By RUFUS MWANYASI More by this Author

Just a few weeks ago, the Bank of England was forced to intervene in the UK government bond market to rein in yields, which skyrocketed after tax cut proposals by the former prime minister Liz Truss.

The move shone a light on a little-known segment of Britain’s pensions sector - liability-driven investments or LDI - these are derivatives used to hedge against drop in mostly bond values. It is estimated that the LDI market has tripled in the past 10 years.

Now, I must confess I never knew such a market existed. Like most of us, my belief was that pension funds were designed to be dull and boring. That they only favoured cool heads over brash risk takers. Not anymore.

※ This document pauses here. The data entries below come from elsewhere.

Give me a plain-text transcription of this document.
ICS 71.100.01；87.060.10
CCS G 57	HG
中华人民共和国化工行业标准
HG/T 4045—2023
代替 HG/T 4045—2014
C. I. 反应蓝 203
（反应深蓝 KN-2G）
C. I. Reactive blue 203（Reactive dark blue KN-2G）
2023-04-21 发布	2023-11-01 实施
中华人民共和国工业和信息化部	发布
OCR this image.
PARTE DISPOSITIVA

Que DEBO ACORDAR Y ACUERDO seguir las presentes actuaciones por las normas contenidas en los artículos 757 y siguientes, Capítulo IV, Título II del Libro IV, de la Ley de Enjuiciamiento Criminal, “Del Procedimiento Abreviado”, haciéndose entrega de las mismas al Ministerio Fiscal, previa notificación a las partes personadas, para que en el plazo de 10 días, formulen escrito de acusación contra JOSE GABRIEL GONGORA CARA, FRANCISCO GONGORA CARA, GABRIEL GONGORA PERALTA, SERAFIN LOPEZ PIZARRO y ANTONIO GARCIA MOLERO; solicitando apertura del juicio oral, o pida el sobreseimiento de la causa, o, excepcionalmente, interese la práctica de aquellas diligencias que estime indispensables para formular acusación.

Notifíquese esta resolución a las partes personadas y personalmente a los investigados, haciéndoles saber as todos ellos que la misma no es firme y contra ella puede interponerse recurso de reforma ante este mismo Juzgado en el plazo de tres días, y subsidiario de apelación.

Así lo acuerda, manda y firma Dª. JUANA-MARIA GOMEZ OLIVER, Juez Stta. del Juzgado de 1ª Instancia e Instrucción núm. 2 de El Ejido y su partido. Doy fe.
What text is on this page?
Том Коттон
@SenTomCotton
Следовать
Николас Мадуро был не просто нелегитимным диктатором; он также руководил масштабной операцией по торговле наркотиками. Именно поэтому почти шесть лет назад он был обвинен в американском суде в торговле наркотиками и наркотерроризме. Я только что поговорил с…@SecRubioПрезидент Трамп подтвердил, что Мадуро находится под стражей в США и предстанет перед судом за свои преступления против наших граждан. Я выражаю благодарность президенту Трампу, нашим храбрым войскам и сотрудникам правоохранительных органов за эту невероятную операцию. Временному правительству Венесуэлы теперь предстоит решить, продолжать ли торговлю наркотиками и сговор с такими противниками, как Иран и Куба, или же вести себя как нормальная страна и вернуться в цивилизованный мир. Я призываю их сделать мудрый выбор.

Pressure to help “match” assets and liabilities so there is no risk of a shortfall in money to pay pensioners is a real force behind the search for alternative strategies.

This shifted my attention to the local scene. With negative equity returns standing at five percent in Q1 2022, previous poor performance - equities lost over 10 percent in value in each of these years, 2015, 2016, 2018 and 2020 - and add a lacklustre overall return of 11.2 percent spanning nine years (2013-2021), I imagine there’s got to be an alternative way to juice up these returns.

To complement the traditional long-only positions in equities, bonds and fixed deposits, one way has got to be lending of securities. According to DataLend, in Q3 2022, the securities lending market generated Sh315 billion, signifying an increase of 12 percent over the same period in 2021. Year to date revenues are inches away from Sh900 billion, tracking eight percent greater than 2021.

This extra cash could potentially translates to an additional 300-500 basis points on top of long only returns. With an excess of Sh300 billion packed in equities alone, Kenyan pension funds can bring in significant extra returns for their holdings.

One other crucial aspect is that securities lending adds value to the pension portfolio without necessarily increasing risk. It also doesn’t comprise market risk as the lender remains the economic owner of the stock. Collateral is calculated by default as 110 percent of the actual loan value, therefore creating a margin of 10 percent to be maintained throughout the term of the transaction. To add, the central depositary and settlement corporation (CDSC), which runs the lending platform, demands high liquid government bonds as collateral.

If done properly, securities lending is a fantastic opportunity to add value and is compatible with long-term strategies. With markets seeing volatility increase over the past couple of years, extra yield from stock loans can go a long way to smoothen returns. Moreover, Kenya’s life expectancy is on the rise (66.99 years in 2020, up from 60.96 years in 2010).

Pension funds will be under pressure to up their performance in order to fulfil future pension obligations. It is, therefore, important that they discover their need, understand the importance of their role within the securities lending market and appreciate the benefits it brings such as adding liquidity and enhancing returns.

The writer is the MD Canaan Capital.